During these challenging economic times, companies are scrambling to find ways to reduce expenses in order to survive. Ironically, this strategy has weakened their position and created an opportunity that can be exploited to separate your business from the competition. Instead of following the pack and making cuts, you should focus on increasing the value that you are providing to customers. As consumer wallets are squeezed they want to get the most out of their dollars, not pay the same (or even more in some cases) for a lesser quality product or service.
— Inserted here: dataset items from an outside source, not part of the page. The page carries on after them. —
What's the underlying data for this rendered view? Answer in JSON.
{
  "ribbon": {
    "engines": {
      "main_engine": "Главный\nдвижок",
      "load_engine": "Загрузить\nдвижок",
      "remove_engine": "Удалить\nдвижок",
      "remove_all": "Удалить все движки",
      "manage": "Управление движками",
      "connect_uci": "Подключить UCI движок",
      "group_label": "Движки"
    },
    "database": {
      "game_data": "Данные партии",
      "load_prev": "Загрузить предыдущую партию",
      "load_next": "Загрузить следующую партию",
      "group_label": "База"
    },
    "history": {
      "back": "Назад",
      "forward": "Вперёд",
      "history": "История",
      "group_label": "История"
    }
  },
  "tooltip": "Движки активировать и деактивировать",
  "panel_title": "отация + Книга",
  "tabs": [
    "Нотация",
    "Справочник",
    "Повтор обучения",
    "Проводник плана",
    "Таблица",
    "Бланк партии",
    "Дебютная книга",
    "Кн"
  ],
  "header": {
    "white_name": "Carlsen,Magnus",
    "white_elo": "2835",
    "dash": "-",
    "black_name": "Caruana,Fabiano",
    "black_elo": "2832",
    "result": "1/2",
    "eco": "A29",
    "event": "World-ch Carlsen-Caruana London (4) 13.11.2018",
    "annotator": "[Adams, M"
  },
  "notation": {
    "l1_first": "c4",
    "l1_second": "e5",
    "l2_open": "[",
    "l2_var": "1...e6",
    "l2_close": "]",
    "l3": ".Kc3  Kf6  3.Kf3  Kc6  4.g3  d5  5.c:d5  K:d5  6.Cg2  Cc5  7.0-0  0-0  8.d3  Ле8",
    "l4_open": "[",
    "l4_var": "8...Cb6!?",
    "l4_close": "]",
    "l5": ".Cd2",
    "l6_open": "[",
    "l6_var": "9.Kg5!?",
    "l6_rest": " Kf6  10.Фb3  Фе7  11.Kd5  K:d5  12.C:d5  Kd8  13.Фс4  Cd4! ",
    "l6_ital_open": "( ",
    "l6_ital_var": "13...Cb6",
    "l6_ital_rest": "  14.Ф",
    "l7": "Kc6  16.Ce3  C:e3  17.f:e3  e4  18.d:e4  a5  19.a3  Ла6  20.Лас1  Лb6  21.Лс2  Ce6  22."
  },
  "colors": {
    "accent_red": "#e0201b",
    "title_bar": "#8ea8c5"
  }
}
The cost that customers are willing to spend directly correlates with the value they expect. It is accepted that as value increases, so will the price. Therefore, providing additional value to the customer can increase revenue. Grocery shoppers flock to Whole Foods because of the high quality of their products resulting in significantly higher margins than their lower cost competitors. Consumers consistently prove that best value is more important than lowest cost. Take for example Walt Disney World, which is one of the most expensive family entertainment options available. The theme park is consistently packed because visitors believe they are getting the best value for their $85+ ticket versus the lower-cost competition. Increasing value does not always require a large financial investment from the business. Small adjustments can often yield exceptional results. Never underestimate the opinion of your customers. Solicit feedback via surveys, comment cards, or simply talk to them. If they are taking the time to provide you their opinion, take it seriously and act on it. They are telling you what it will take for them to spend more money in your store!
Conducting business also costs the customer their time. Time is finite and you are competing with other time consuming priorities such as family events, eating, recreational activities, etc. Time wasters such as waiting in lines, on hold on the telephone, or slow service drastically decrease the perceived value of your product. Show your customer that you appreciate them choosing to spend their limited time with you by identifying methods to conduct their business more efficiently. Chick-Fil-A has an army of folks working behind the counter with separate employees conducting the transaction with customers, providing drinks, and filling orders. If there is an exceptionally long line at the drive-thru they have employees outside physically taking orders and completing credit card transactions before you even get to the speaker box. This effort coupled with the fact that Chick-Fil-A is consistently ranked number one in order accuracy is why they are ranked number one in per store sales and the only fast food restaurant averaging more than $3million per location annually.
Do not become so focused on expanding your offerings that you lose sight of your core. If you are in the fast food business, remember to provide speedy service. If you are in landscaping, don’t lose focus on providing beautiful scenery. And if you are in the entertainment industry, don’t lose focus on making customers feel relaxed. I have news for cable television providers; people pay you to provide cable television. I don’t care that you also provide internet and free long-distance phone service. If my cable TV signal continues to drop out, I am switching to satellite.
Never nickel and dime your customers. Nothing is more annoying than to fork over more money around every turn. Today, people speak poorly about the large airline carriers because of the additional costs to check luggage and elimination of snacks from some flights. Since travelers already accept the fact that airline costs consistently increase, the industry would be better served by increasing the cost of airfare by the cost to check the bags (and a bag of peanuts) instead of suddenly charging for these services. To take it a step further, offer expedited check-in and coordinate with TSA for an express lane at security for those not carrying any bags, thus decreasing wait times and eliminate departure delays caused by flight attendants having to find space for carry-on luggage on full flights.
Large and small businesses can separate themselves from their competition and place themselves in the best position to weather the economic storm by increasing the value they provide instead of by making cuts. Think about the value you are sacrificing by cutting your staff, reducing employee training, and other short cuts. How many customers are you losing because you don’t want to pay $10 an hour to hire an additional checkout clerk and reduce customer wait times? Can you improve the dining experience for your guests by hiring an additional server to focus solely on ensuring drink glasses remain full? Perhaps you can improve the value you are providing to nursery customers by conducting gardening tip workshops. What can you do to improve the value that you are providing to your customers and turn around your business?